It is important to determine the patient's prior level of function in order to develop an appropriate plan of physical therapy care. The therapist should develop an active exercise program that will maintain strength, range of motion, and endurance. However, with the various side effects of treatment and the symptoms of CML, it is important for the therapist to monitor hemoglobin, platelet, and fatigue levels. Each chemotherapy agent may result in drug specific side effects that might include neuropathies, orthostatic hypotension, impaired balance, respiratory disease, and pulmonary fibrosis." Therefore, physical therapy interventions should be altered to compensate for and to minimize the impact these side effects will have on the patient's functional mobility and ability to complete their activities of daily living.

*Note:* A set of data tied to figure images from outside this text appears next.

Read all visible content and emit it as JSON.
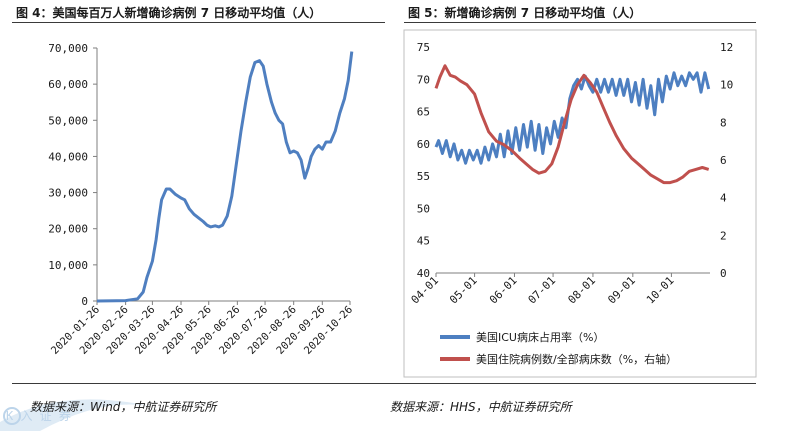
{
  "figures": [
    {
      "title": "图 4：美国每百万人新增确诊病例 7 日移动平均值（人）",
      "source": "数据来源：Wind，中航证券研究所"
    },
    {
      "title": "图 5：新增确诊病例 7 日移动平均值（人）",
      "source": "数据来源：HHS，中航证券研究所"
    }
  ],
  "watermark_text": "K 入 证 券",
  "chart_data": [
    {
      "type": "line",
      "title": "",
      "xlabel": "",
      "ylabel": "",
      "ylim": [
        0,
        70000
      ],
      "y_ticks": [
        0,
        10000,
        20000,
        30000,
        40000,
        50000,
        60000,
        70000
      ],
      "y_tick_labels": [
        "0",
        "10,000",
        "20,000",
        "30,000",
        "40,000",
        "50,000",
        "60,000",
        "70,000"
      ],
      "x_ticks": [
        "2020-01-26",
        "2020-02-26",
        "2020-03-26",
        "2020-04-26",
        "2020-05-26",
        "2020-06-26",
        "2020-07-26",
        "2020-08-26",
        "2020-09-26",
        "2020-10-26"
      ],
      "grid": false,
      "color": "#4f7fc0",
      "series": [
        {
          "name": "",
          "x": [
            "2020-01-26",
            "2020-02-26",
            "2020-03-10",
            "2020-03-16",
            "2020-03-20",
            "2020-03-26",
            "2020-03-30",
            "2020-04-02",
            "2020-04-05",
            "2020-04-10",
            "2020-04-14",
            "2020-04-20",
            "2020-04-26",
            "2020-04-30",
            "2020-05-05",
            "2020-05-10",
            "2020-05-15",
            "2020-05-20",
            "2020-05-24",
            "2020-05-28",
            "2020-06-02",
            "2020-06-06",
            "2020-06-10",
            "2020-06-15",
            "2020-06-20",
            "2020-06-26",
            "2020-06-30",
            "2020-07-05",
            "2020-07-10",
            "2020-07-15",
            "2020-07-20",
            "2020-07-24",
            "2020-07-28",
            "2020-08-02",
            "2020-08-06",
            "2020-08-10",
            "2020-08-14",
            "2020-08-18",
            "2020-08-22",
            "2020-08-26",
            "2020-08-30",
            "2020-09-03",
            "2020-09-07",
            "2020-09-11",
            "2020-09-14",
            "2020-09-18",
            "2020-09-22",
            "2020-09-26",
            "2020-09-30",
            "2020-10-05",
            "2020-10-10",
            "2020-10-15",
            "2020-10-20",
            "2020-10-24",
            "2020-10-28"
          ],
          "y": [
            0,
            100,
            600,
            2500,
            6500,
            11000,
            17000,
            23000,
            28000,
            31000,
            31000,
            29500,
            28500,
            28000,
            25500,
            24000,
            23000,
            22000,
            21000,
            20500,
            20800,
            20500,
            21000,
            23500,
            29000,
            40000,
            47000,
            55000,
            62000,
            66000,
            66500,
            65000,
            60000,
            55000,
            52000,
            50000,
            49000,
            44000,
            41000,
            41500,
            41000,
            39000,
            34000,
            37000,
            40000,
            42000,
            43000,
            42000,
            44000,
            44000,
            47000,
            52000,
            56000,
            61000,
            69000
          ]
        }
      ]
    },
    {
      "type": "line",
      "title": "",
      "x_ticks": [
        "04-01",
        "05-01",
        "06-01",
        "07-01",
        "08-01",
        "09-01",
        "10-01"
      ],
      "y_left": {
        "ylim": [
          40,
          75
        ],
        "ticks": [
          40,
          45,
          50,
          55,
          60,
          65,
          70,
          75
        ]
      },
      "y_right": {
        "ylim": [
          0,
          12
        ],
        "ticks": [
          0,
          2,
          4,
          6,
          8,
          10,
          12
        ]
      },
      "grid": false,
      "legend_position": "bottom",
      "series": [
        {
          "name": "美国ICU病床占用率（%）",
          "axis": "left",
          "color": "#4d7fc1",
          "x": [
            "04-01",
            "04-03",
            "04-06",
            "04-09",
            "04-12",
            "04-15",
            "04-18",
            "04-21",
            "04-24",
            "04-27",
            "04-30",
            "05-03",
            "05-06",
            "05-09",
            "05-12",
            "05-15",
            "05-18",
            "05-21",
            "05-24",
            "05-27",
            "05-30",
            "06-02",
            "06-05",
            "06-08",
            "06-11",
            "06-14",
            "06-17",
            "06-20",
            "06-23",
            "06-26",
            "06-29",
            "07-02",
            "07-05",
            "07-08",
            "07-11",
            "07-14",
            "07-17",
            "07-20",
            "07-23",
            "07-26",
            "07-29",
            "08-01",
            "08-04",
            "08-07",
            "08-10",
            "08-13",
            "08-16",
            "08-19",
            "08-22",
            "08-25",
            "08-28",
            "08-31",
            "09-03",
            "09-06",
            "09-09",
            "09-12",
            "09-15",
            "09-18",
            "09-21",
            "09-24",
            "09-27",
            "09-30",
            "10-03",
            "10-06",
            "10-09",
            "10-12",
            "10-15",
            "10-18",
            "10-21",
            "10-24",
            "10-27",
            "10-30"
          ],
          "y": [
            59.5,
            60.5,
            58.5,
            60.5,
            58.0,
            60.0,
            57.5,
            59.0,
            57.0,
            59.0,
            57.5,
            59.0,
            57.0,
            59.5,
            57.5,
            60.0,
            58.0,
            61.5,
            58.0,
            62.0,
            58.5,
            62.5,
            59.0,
            63.0,
            59.5,
            63.5,
            59.0,
            63.0,
            58.5,
            62.5,
            60.0,
            63.5,
            61.0,
            64.0,
            62.5,
            67.0,
            69.0,
            70.0,
            68.5,
            70.5,
            69.0,
            68.0,
            70.0,
            68.0,
            70.0,
            68.0,
            70.0,
            67.5,
            70.0,
            67.5,
            70.0,
            66.5,
            69.5,
            66.0,
            70.0,
            65.5,
            69.0,
            64.5,
            70.0,
            66.5,
            70.5,
            68.5,
            71.0,
            69.0,
            70.5,
            69.0,
            71.0,
            70.0,
            71.0,
            68.0,
            71.0,
            68.5
          ]
        },
        {
          "name": "美国住院病例数/全部病床数（%，右轴）",
          "axis": "right",
          "color": "#c0504d",
          "x": [
            "04-01",
            "04-04",
            "04-08",
            "04-12",
            "04-16",
            "04-20",
            "04-25",
            "05-01",
            "05-06",
            "05-12",
            "05-18",
            "05-24",
            "05-30",
            "06-05",
            "06-10",
            "06-15",
            "06-20",
            "06-25",
            "06-30",
            "07-05",
            "07-10",
            "07-15",
            "07-20",
            "07-25",
            "07-30",
            "08-04",
            "08-09",
            "08-14",
            "08-19",
            "08-25",
            "08-31",
            "09-05",
            "09-10",
            "09-15",
            "09-20",
            "09-25",
            "09-30",
            "10-05",
            "10-10",
            "10-15",
            "10-20",
            "10-25",
            "10-30"
          ],
          "y": [
            9.8,
            10.4,
            11.0,
            10.5,
            10.4,
            10.2,
            10.0,
            9.5,
            8.5,
            7.5,
            7.0,
            6.8,
            6.5,
            6.1,
            5.8,
            5.5,
            5.3,
            5.4,
            5.8,
            6.7,
            8.0,
            9.2,
            10.0,
            10.5,
            10.1,
            9.6,
            8.8,
            8.0,
            7.3,
            6.6,
            6.1,
            5.8,
            5.5,
            5.2,
            5.0,
            4.8,
            4.8,
            4.9,
            5.1,
            5.4,
            5.5,
            5.6,
            5.5
          ]
        }
      ]
    }
  ]
}
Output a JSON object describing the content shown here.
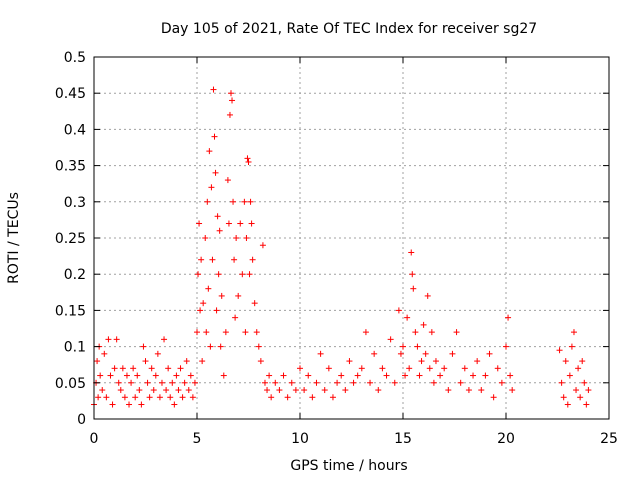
{
  "chart_data": {
    "type": "scatter",
    "title": "Day 105 of 2021, Rate Of TEC Index for receiver sg27",
    "xlabel": "GPS time / hours",
    "ylabel": "ROTI / TECUs",
    "xlim": [
      0,
      25
    ],
    "ylim": [
      0,
      0.5
    ],
    "x_ticks": [
      "0",
      "5",
      "10",
      "15",
      "20",
      "25"
    ],
    "y_ticks": [
      "0",
      "0.05",
      "0.1",
      "0.15",
      "0.2",
      "0.25",
      "0.3",
      "0.35",
      "0.4",
      "0.45",
      "0.5"
    ],
    "x_tick_values": [
      0,
      5,
      10,
      15,
      20,
      25
    ],
    "y_tick_values": [
      0,
      0.05,
      0.1,
      0.15,
      0.2,
      0.25,
      0.3,
      0.35,
      0.4,
      0.45,
      0.5
    ],
    "grid": true,
    "marker": "+",
    "color": "#ff0000",
    "series": [
      {
        "points": [
          [
            0.0,
            0.02
          ],
          [
            0.1,
            0.05
          ],
          [
            0.15,
            0.08
          ],
          [
            0.2,
            0.03
          ],
          [
            0.25,
            0.1
          ],
          [
            0.3,
            0.06
          ],
          [
            0.4,
            0.04
          ],
          [
            0.5,
            0.09
          ],
          [
            0.6,
            0.03
          ],
          [
            0.7,
            0.11
          ],
          [
            0.8,
            0.06
          ],
          [
            0.9,
            0.02
          ],
          [
            1.0,
            0.07
          ],
          [
            1.1,
            0.11
          ],
          [
            1.2,
            0.05
          ],
          [
            1.3,
            0.04
          ],
          [
            1.4,
            0.07
          ],
          [
            1.5,
            0.03
          ],
          [
            1.6,
            0.06
          ],
          [
            1.7,
            0.02
          ],
          [
            1.8,
            0.05
          ],
          [
            1.9,
            0.07
          ],
          [
            2.0,
            0.03
          ],
          [
            2.1,
            0.06
          ],
          [
            2.2,
            0.04
          ],
          [
            2.3,
            0.02
          ],
          [
            2.4,
            0.1
          ],
          [
            2.5,
            0.08
          ],
          [
            2.6,
            0.05
          ],
          [
            2.7,
            0.03
          ],
          [
            2.8,
            0.07
          ],
          [
            2.9,
            0.04
          ],
          [
            3.0,
            0.06
          ],
          [
            3.1,
            0.09
          ],
          [
            3.2,
            0.03
          ],
          [
            3.3,
            0.05
          ],
          [
            3.4,
            0.11
          ],
          [
            3.5,
            0.04
          ],
          [
            3.6,
            0.07
          ],
          [
            3.7,
            0.03
          ],
          [
            3.8,
            0.05
          ],
          [
            3.9,
            0.02
          ],
          [
            4.0,
            0.06
          ],
          [
            4.1,
            0.04
          ],
          [
            4.2,
            0.07
          ],
          [
            4.3,
            0.03
          ],
          [
            4.4,
            0.05
          ],
          [
            4.5,
            0.08
          ],
          [
            4.6,
            0.04
          ],
          [
            4.7,
            0.06
          ],
          [
            4.8,
            0.03
          ],
          [
            4.9,
            0.05
          ],
          [
            5.0,
            0.12
          ],
          [
            5.05,
            0.2
          ],
          [
            5.1,
            0.27
          ],
          [
            5.15,
            0.15
          ],
          [
            5.2,
            0.22
          ],
          [
            5.25,
            0.08
          ],
          [
            5.3,
            0.16
          ],
          [
            5.4,
            0.25
          ],
          [
            5.45,
            0.12
          ],
          [
            5.5,
            0.3
          ],
          [
            5.55,
            0.18
          ],
          [
            5.6,
            0.37
          ],
          [
            5.65,
            0.1
          ],
          [
            5.7,
            0.32
          ],
          [
            5.75,
            0.22
          ],
          [
            5.8,
            0.455
          ],
          [
            5.85,
            0.39
          ],
          [
            5.9,
            0.34
          ],
          [
            5.95,
            0.15
          ],
          [
            6.0,
            0.28
          ],
          [
            6.05,
            0.2
          ],
          [
            6.1,
            0.26
          ],
          [
            6.15,
            0.1
          ],
          [
            6.2,
            0.17
          ],
          [
            6.3,
            0.06
          ],
          [
            6.4,
            0.12
          ],
          [
            6.5,
            0.33
          ],
          [
            6.55,
            0.27
          ],
          [
            6.6,
            0.42
          ],
          [
            6.65,
            0.45
          ],
          [
            6.7,
            0.44
          ],
          [
            6.75,
            0.3
          ],
          [
            6.8,
            0.22
          ],
          [
            6.85,
            0.14
          ],
          [
            6.9,
            0.25
          ],
          [
            7.0,
            0.17
          ],
          [
            7.1,
            0.27
          ],
          [
            7.2,
            0.2
          ],
          [
            7.3,
            0.3
          ],
          [
            7.35,
            0.12
          ],
          [
            7.4,
            0.25
          ],
          [
            7.45,
            0.36
          ],
          [
            7.5,
            0.355
          ],
          [
            7.55,
            0.2
          ],
          [
            7.6,
            0.3
          ],
          [
            7.65,
            0.27
          ],
          [
            7.7,
            0.22
          ],
          [
            7.8,
            0.16
          ],
          [
            7.9,
            0.12
          ],
          [
            8.0,
            0.1
          ],
          [
            8.1,
            0.08
          ],
          [
            8.2,
            0.24
          ],
          [
            8.3,
            0.05
          ],
          [
            8.4,
            0.04
          ],
          [
            8.5,
            0.06
          ],
          [
            8.6,
            0.03
          ],
          [
            8.8,
            0.05
          ],
          [
            9.0,
            0.04
          ],
          [
            9.2,
            0.06
          ],
          [
            9.4,
            0.03
          ],
          [
            9.6,
            0.05
          ],
          [
            9.8,
            0.04
          ],
          [
            10.0,
            0.07
          ],
          [
            10.2,
            0.04
          ],
          [
            10.4,
            0.06
          ],
          [
            10.6,
            0.03
          ],
          [
            10.8,
            0.05
          ],
          [
            11.0,
            0.09
          ],
          [
            11.2,
            0.04
          ],
          [
            11.4,
            0.07
          ],
          [
            11.6,
            0.03
          ],
          [
            11.8,
            0.05
          ],
          [
            12.0,
            0.06
          ],
          [
            12.2,
            0.04
          ],
          [
            12.4,
            0.08
          ],
          [
            12.6,
            0.05
          ],
          [
            12.8,
            0.06
          ],
          [
            13.0,
            0.07
          ],
          [
            13.2,
            0.12
          ],
          [
            13.4,
            0.05
          ],
          [
            13.6,
            0.09
          ],
          [
            13.8,
            0.04
          ],
          [
            14.0,
            0.07
          ],
          [
            14.2,
            0.06
          ],
          [
            14.4,
            0.11
          ],
          [
            14.6,
            0.05
          ],
          [
            14.8,
            0.15
          ],
          [
            14.9,
            0.09
          ],
          [
            15.0,
            0.1
          ],
          [
            15.1,
            0.06
          ],
          [
            15.2,
            0.14
          ],
          [
            15.3,
            0.07
          ],
          [
            15.4,
            0.23
          ],
          [
            15.45,
            0.2
          ],
          [
            15.5,
            0.18
          ],
          [
            15.6,
            0.12
          ],
          [
            15.7,
            0.1
          ],
          [
            15.8,
            0.06
          ],
          [
            15.9,
            0.08
          ],
          [
            16.0,
            0.13
          ],
          [
            16.1,
            0.09
          ],
          [
            16.2,
            0.17
          ],
          [
            16.3,
            0.07
          ],
          [
            16.4,
            0.12
          ],
          [
            16.5,
            0.05
          ],
          [
            16.6,
            0.08
          ],
          [
            16.8,
            0.06
          ],
          [
            17.0,
            0.07
          ],
          [
            17.2,
            0.04
          ],
          [
            17.4,
            0.09
          ],
          [
            17.6,
            0.12
          ],
          [
            17.8,
            0.05
          ],
          [
            18.0,
            0.07
          ],
          [
            18.2,
            0.04
          ],
          [
            18.4,
            0.06
          ],
          [
            18.6,
            0.08
          ],
          [
            18.8,
            0.04
          ],
          [
            19.0,
            0.06
          ],
          [
            19.2,
            0.09
          ],
          [
            19.4,
            0.03
          ],
          [
            19.6,
            0.07
          ],
          [
            19.8,
            0.05
          ],
          [
            20.0,
            0.1
          ],
          [
            20.1,
            0.14
          ],
          [
            20.2,
            0.06
          ],
          [
            20.3,
            0.04
          ],
          [
            22.6,
            0.095
          ],
          [
            22.7,
            0.05
          ],
          [
            22.8,
            0.03
          ],
          [
            22.9,
            0.08
          ],
          [
            23.0,
            0.02
          ],
          [
            23.1,
            0.06
          ],
          [
            23.2,
            0.1
          ],
          [
            23.3,
            0.12
          ],
          [
            23.4,
            0.04
          ],
          [
            23.5,
            0.07
          ],
          [
            23.6,
            0.03
          ],
          [
            23.7,
            0.08
          ],
          [
            23.8,
            0.05
          ],
          [
            23.9,
            0.02
          ],
          [
            24.0,
            0.04
          ]
        ]
      }
    ]
  }
}
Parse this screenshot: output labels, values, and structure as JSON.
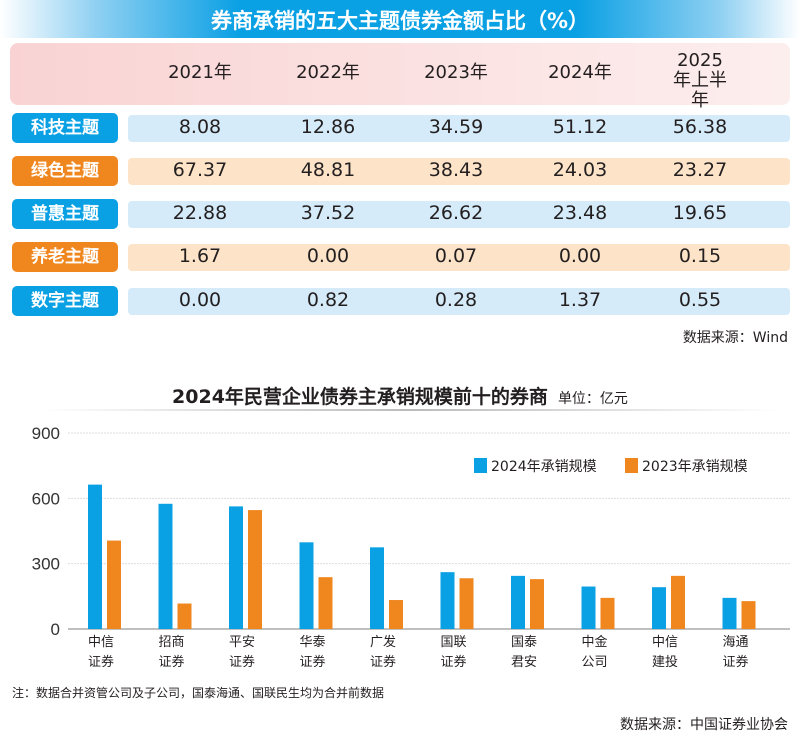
{
  "table": {
    "title": "券商承销的五大主题债券金额占比（%）",
    "columns": [
      "2021年",
      "2022年",
      "2023年",
      "2024年",
      "2025年上半年"
    ],
    "rows": [
      {
        "label": "科技主题",
        "values": [
          "8.08",
          "12.86",
          "34.59",
          "51.12",
          "56.38"
        ]
      },
      {
        "label": "绿色主题",
        "values": [
          "67.37",
          "48.81",
          "38.43",
          "24.03",
          "23.27"
        ]
      },
      {
        "label": "普惠主题",
        "values": [
          "22.88",
          "37.52",
          "26.62",
          "23.48",
          "19.65"
        ]
      },
      {
        "label": "养老主题",
        "values": [
          "1.67",
          "0.00",
          "0.07",
          "0.00",
          "0.15"
        ]
      },
      {
        "label": "数字主题",
        "values": [
          "0.00",
          "0.82",
          "0.28",
          "1.37",
          "0.55"
        ]
      }
    ],
    "source": "数据来源：Wind"
  },
  "colors": {
    "blue": "#0aa0e4",
    "orange": "#f0861e",
    "blue_bg": "#d5ebf9",
    "orange_bg": "#fde4c8"
  },
  "chart_data": {
    "type": "bar",
    "title": "2024年民营企业债券主承销规模前十的券商",
    "unit": "单位：亿元",
    "categories": [
      [
        "中信",
        "证券"
      ],
      [
        "招商",
        "证券"
      ],
      [
        "平安",
        "证券"
      ],
      [
        "华泰",
        "证券"
      ],
      [
        "广发",
        "证券"
      ],
      [
        "国联",
        "证券"
      ],
      [
        "国泰",
        "君安"
      ],
      [
        "中金",
        "公司"
      ],
      [
        "中信",
        "建投"
      ],
      [
        "海通",
        "证券"
      ]
    ],
    "series": [
      {
        "name": "2024年承销规模",
        "values": [
          663,
          575,
          563,
          398,
          375,
          261,
          244,
          195,
          192,
          143
        ]
      },
      {
        "name": "2023年承销规模",
        "values": [
          406,
          117,
          546,
          238,
          133,
          233,
          229,
          143,
          244,
          128
        ]
      }
    ],
    "yticks": [
      "0",
      "300",
      "600",
      "900"
    ],
    "ylim": [
      0,
      900
    ],
    "grid": true,
    "legend": "top-right",
    "note": "注：数据合并资管公司及子公司，国泰海通、国联民生均为合并前数据",
    "source": "数据来源：中国证券业协会"
  }
}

Patients who receive BMT in the chronic phase of CML have further physical therapy considerations. Typically, these patients are placed on high doses of steroids to prevent graft verus host disease therefore increasing the opportunity for development of osteoporosis, aseptic necrosis, and myopathics.10 Additionally,
BMT patients may require prolonged bed rest, dialysis, and intubation. At this time, prevention of deconditioning should be done via positioning, range of motion, and active exercises. Furtherance of therapy should include progressive ambulation and therapeutic exercises to improve and maintain strength, range of motion, balance, coordination, and endurance.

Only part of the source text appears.